Faichuk (Chuukese: Fááyichuk) is a region and electoral district in Chuuk State, Federated States of Micronesia (FSM). It consists of the eight major islands and islets in the western half of Chuuk Lagoon, as well as many smaller islets and reefs in their vicinity. The islands cover a total land area of about 15.90 sqmi and had a combined population of 11,305 at the 2010 census.

== Etymology ==
Faichuk literally translates to "lower mountains." It is derived from the stem faa-, meaning "under" or "underside," and the word chuuk, meaning "mountain." Considering the islands' placement in Chuuk Lagoon, Goodenough also suggests that it could simply mean "western mountains."

== Islands ==
The major islands and islets of Faichuk are listed below, organized by subregion. All except Oan are inhabited.

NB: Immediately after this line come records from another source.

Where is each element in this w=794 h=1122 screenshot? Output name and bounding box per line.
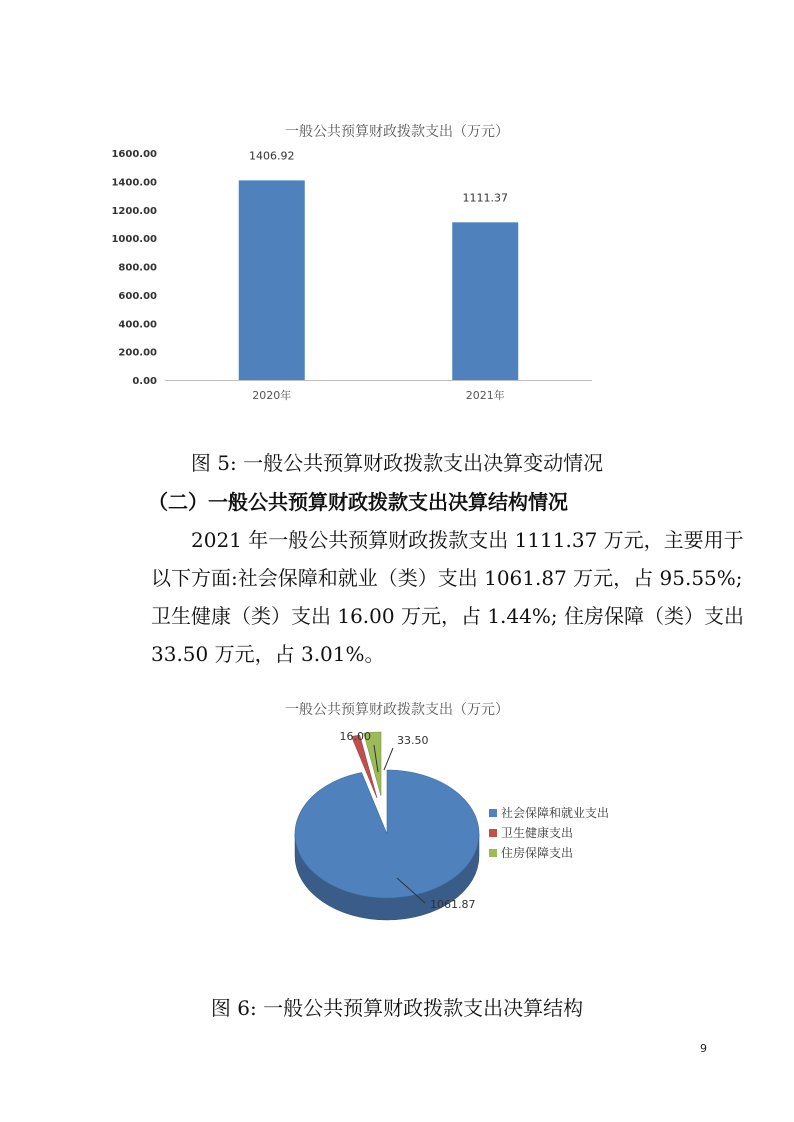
y-tick-label: 1400.00 [111, 177, 157, 189]
legend-swatch [489, 809, 497, 817]
legend-label: 社会保障和就业支出 [501, 806, 610, 820]
legend-swatch [489, 829, 497, 837]
bar [239, 180, 305, 380]
page-number: 9 [700, 1042, 707, 1055]
pie-value-label: 33.50 [397, 734, 429, 747]
pie-value-label: 16.00 [339, 730, 371, 743]
legend-swatch [489, 849, 497, 857]
bar [452, 222, 518, 380]
bar-chart [0, 0, 794, 420]
section-heading: （二）一般公共预算财政拨款支出决算结构情况 [148, 490, 568, 514]
pie-chart [0, 720, 794, 960]
leader-line [384, 748, 393, 770]
y-tick-label: 200.00 [118, 347, 157, 359]
bar-chart-title: 一般公共预算财政拨款支出（万元） [285, 124, 509, 140]
paragraph-line: 33.50 万元，占 3.01%。 [151, 642, 385, 666]
pie-chart-title: 一般公共预算财政拨款支出（万元） [285, 702, 509, 718]
paragraph-line: 以下方面:社会保障和就业（类）支出 1061.87 万元，占 95.55%; [151, 566, 743, 590]
paragraph-line: 卫生健康（类）支出 16.00 万元，占 1.44%; 住房保障（类）支出 [151, 604, 744, 628]
legend-label: 住房保障支出 [501, 846, 574, 860]
figure-5-caption: 图 5: 一般公共预算财政拨款支出决算变动情况 [190, 451, 604, 475]
figure-6-caption: 图 6: 一般公共预算财政拨款支出决算结构 [210, 996, 584, 1020]
y-tick-label: 1200.00 [111, 205, 157, 217]
y-tick-label: 0.00 [132, 376, 157, 387]
y-tick-label: 800.00 [118, 262, 157, 274]
y-tick-label: 1600.00 [111, 149, 157, 160]
y-tick-label: 600.00 [118, 290, 157, 302]
bar-value-label: 1111.37 [462, 191, 508, 205]
bar-value-label: 1406.92 [249, 149, 295, 163]
x-tick-label: 2020年 [252, 389, 292, 402]
pie-value-label: 1061.87 [430, 898, 476, 911]
y-tick-label: 400.00 [118, 319, 157, 331]
x-tick-label: 2021年 [465, 389, 505, 402]
pie-slice [295, 770, 479, 898]
legend-label: 卫生健康支出 [501, 826, 574, 840]
paragraph-line: 2021 年一般公共预算财政拨款支出 1111.37 万元，主要用于 [191, 528, 744, 552]
section-paragraph [151, 521, 744, 673]
y-tick-label: 1000.00 [111, 234, 157, 246]
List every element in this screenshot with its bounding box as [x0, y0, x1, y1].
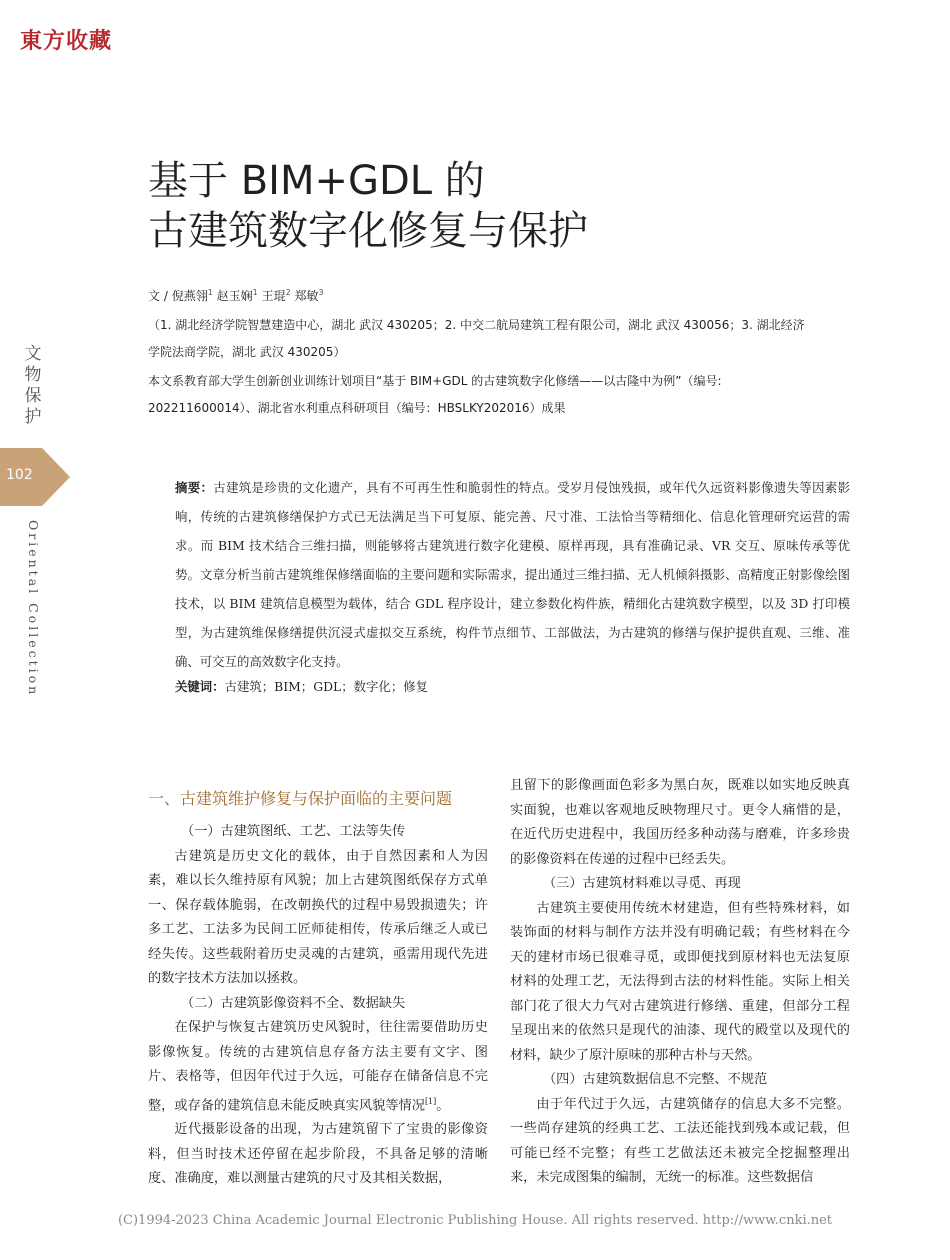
author-affil-mark: 2	[285, 288, 291, 297]
paragraph-text: 在保护与恢复古建筑历史风貌时，往往需要借助历史影像恢复。传统的古建筑信息存备方法主要有文字、图片、表格等，但因年代过于久远，可能存在储备信息不完整，或存备的建筑信息未能反映真实风貌等情况	[148, 1020, 488, 1113]
subsection-heading: （三）古建筑材料难以寻觅、再现	[543, 876, 741, 891]
funding-line: 202211600014）、湖北省水利重点科研项目（编号：HBSLKY202016）成果	[148, 401, 566, 415]
abstract-text: 古建筑是珍贵的文化遗产，具有不可再生性和脆弱性的特点。受岁月侵蚀残损，或年代久远资料影像遗失等因素影响，传统的古建筑修缮保护方式已无法满足当下可复原、能完善、尺寸准、工法恰当等精细化、信息化管理研究运营的需求。而 BIM 技术结合三维扫描，则能够将古建筑进行数字化建模、原样再现，具有准确记录、VR 交互、原味传承等优势。文章分析当前古建筑维保修缮面临的主要问题和实际需求，提出通过三维扫描、无人机倾斜摄影、高精度正射影像绘图技术，以 BIM 建筑信息模型为载体，结合 GDL 程序设计，建立参数化构件族，精细化古建筑数字模型，以及 3D 打印模型，为古建筑维保修缮提供沉浸式虚拟交互系统，构件节点细节、工部做法，为古建筑的修缮与保护提供直观、三维、准确、可交互的高效数字化支持。	[175, 480, 851, 669]
author-name: 郑敏	[294, 289, 319, 303]
author-affil-mark: 3	[318, 288, 324, 297]
affiliations	[148, 312, 853, 366]
author-name: 王琨	[261, 289, 286, 303]
paragraph: 由于年代过于久远，古建筑储存的信息大多不完整。一些尚存建筑的经典工艺、工法还能找到残本或记载，但可能已经不完整；有些工艺做法还未被完全挖掘整理出来，未完成图集的编制，无统一的标准。这些数据信	[510, 1096, 850, 1185]
funding-note	[148, 368, 853, 422]
journal-name-vertical	[8, 520, 53, 698]
citation-ref: [1]	[424, 1096, 437, 1106]
page-number: 102	[6, 467, 33, 483]
copyright-footer: (C)1994-2023 China Academic Journal Electronic Publishing House. All rights reserved. http://www.cnki.net	[117, 1213, 833, 1228]
title-line-1: 基于 BIM+GDL 的	[148, 158, 485, 204]
body-column-left	[148, 820, 488, 1192]
section-heading: 一、古建筑维护修复与保护面临的主要问题	[148, 789, 453, 808]
paragraph: 且留下的影像画面色彩多为黑白灰，既难以如实地反映真实面貌，也难以客观地反映物理尺寸。更令人痛惜的是，在近代历史进程中，我国历经多种动荡与磨难，许多珍贵的影像资料在传递的过程中已经丢失。	[510, 778, 850, 867]
page-number-tab	[0, 448, 70, 506]
title-line-2: 古建筑数字化修复与保护	[148, 208, 588, 254]
paragraph: 近代摄影设备的出现，为古建筑留下了宝贵的影像资料，但当时技术还停留在起步阶段，不具备足够的清晰度、准确度，难以测量古建筑的尺寸及其相关数据，	[148, 1122, 488, 1187]
keywords-label: 关键词：	[175, 679, 225, 694]
abstract	[175, 473, 850, 676]
affiliation-line: （1. 湖北经济学院智慧建造中心，湖北 武汉 430205；2. 中交二航局建筑工程有限公司，湖北 武汉 430056；3. 湖北经济	[148, 318, 805, 332]
affiliation-line: 学院法商学院，湖北 武汉 430205）	[148, 345, 346, 359]
keywords-text: 古建筑；BIM；GDL；数字化；修复	[224, 679, 428, 694]
article-title	[148, 156, 588, 256]
author-affil-mark: 1	[252, 288, 258, 297]
keywords	[175, 677, 428, 695]
paragraph-end: 。	[436, 1097, 450, 1113]
author-line	[148, 287, 324, 304]
page-tab-arrow	[42, 448, 70, 506]
paragraph: 古建筑是历史文化的载体，由于自然因素和人为因素，难以长久维持原有风貌；加上古建筑图纸保存方式单一、保存载体脆弱，在改朝换代的过程中易毁损遗失；许多工艺、工法多为民间工匠师徒相传，传承后继乏人或已经失传。这些载附着历史灵魂的古建筑，亟需用现代先进的数字技术方法加以拯救。	[148, 848, 488, 986]
body-column-right	[510, 774, 850, 1191]
author-name: 赵玉娴	[216, 289, 253, 303]
funding-line: 本文系教育部大学生创新创业训练计划项目“基于 BIM+GDL 的古建筑数字化修缮——以古隆中为例”（编号:	[148, 374, 722, 388]
author-name: 倪燕翎	[171, 289, 208, 303]
paragraph: 古建筑主要使用传统木材建造，但有些特殊材料，如装饰面的材料与制作方法并没有明确记载；有些材料在今天的建材市场已很难寻觅，或即便找到原材料也无法复原材料的处理工艺，无法得到古法的材料性能。实际上相关部门花了很大力气对古建筑进行修缮、重建，但部分工程呈现出来的依然只是现代的油漆、现代的殿堂以及现代的材料，缺少了原汁原味的那种古朴与天然。	[510, 900, 850, 1063]
author-prefix: 文 /	[148, 289, 172, 303]
subsection-heading: （二）古建筑影像资料不全、数据缺失	[181, 995, 406, 1011]
abstract-label: 摘要：	[175, 480, 214, 495]
journal-logo: 東方收藏	[20, 28, 113, 54]
author-affil-mark: 1	[207, 288, 213, 297]
paragraph	[148, 1016, 488, 1118]
section-label-vertical: 文物保护	[24, 344, 42, 427]
subsection-heading: （一）古建筑图纸、工艺、工法等失传	[181, 824, 406, 839]
subsection-heading: （四）古建筑数据信息不完整、不规范	[543, 1072, 768, 1087]
journal-name-en: Oriental Collection	[26, 520, 41, 698]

| Subregion | Island | Municipality | Area (sq mi) | Population (2010) | Highest point | Location |
| Nomwisofo | Romanum | Romanum | 0.33 | 865 | Newuwoma (55 m) | 7°24′40″N 151°40′10″E﻿ / ﻿7.41111°N 151.66944°E |
| Udot | Udot-Fonuweisom | 1.72 | 1,680 | Witonap (241 m) | 7°22′47″N 151°43′5″E﻿ / ﻿7.37972°N 151.71806°E |
| Eot | Eot | 0.15 | 266 | Nekiniaw (62 m) | 7°23′12″N 151°44′22″E﻿ / ﻿7.38667°N 151.73944°E |
| Oan | Parem | 0.03 | n/a | Meseichuk (38 m) | 7°21′48″N 151°45′22″E﻿ / ﻿7.36333°N 151.75611°E |
| Fanapanges | Fanapanges | 0.63 | 672 | Wichuk (124 m) | 7°21′17″N 151°39′59″E﻿ / ﻿7.35472°N 151.66639°E |
| Inner Faichuk | Tol | Oneisom | 1.58 | 638 | Fanato (180 m) | 7°22′58″N 151°36′11″E﻿ / ﻿7.38278°N 151.60306°E |
| Tolensom | 6.33 | 4,579 | Winipot (446 m) | 7°20′56″N 151°37′18″E﻿ / ﻿7.34889°N 151.62167°E |
| Paata | Paata-Tupunion | 1.62 | 1,107 | Foumuna (185 m) | 7°22′27″N 151°35′3″E﻿ / ﻿7.37417°N 151.58417°E |
| Pwene | Pwene | 3.51 | 1,498 | Winimas (186 m) | 7°20′20″N 151°35′8″E﻿ / ﻿7.33889°N 151.58556°E |

== Administration ==
The Faichuk islands constitute the Faichuk electoral district. It is one of five electoral districts in Chuuk State and one of 10 in the greater FSM. Similar to the other districts, Faichuk elects a senator every two years to serve in the Congress of the Federated States of Micronesia.

Faichuk is broken down into representative districts based on population and geographical configuration:

- Representative District 5 – Consists of the Nomwisofo islands (Romanum, Udot, Eot, and Fanapanges).
- Representative District 6 – Consists of Paata, Pwene, and Oneisom.
- Representative District 7 – Consists of Tolensom.

Representative Districts 5 and 6 are both allotted two members in the Chuuk State House of Representatives, while Representative District 7 is allotted three members.

== Separatist movement ==
Beginning in 1959, Faichuk has expressed a desire for autonomy and independence from the rest of Chuuk. The movement gained political significance in the late 1970s when a referendum revealed that over 80% of the population was in favor of separation. However, the proposal was ultimately vetoed, and subsequent attempts have similarly fallen short. Modern discourse has since shifted from independence for Faichuk to independence for the entire state of Chuuk.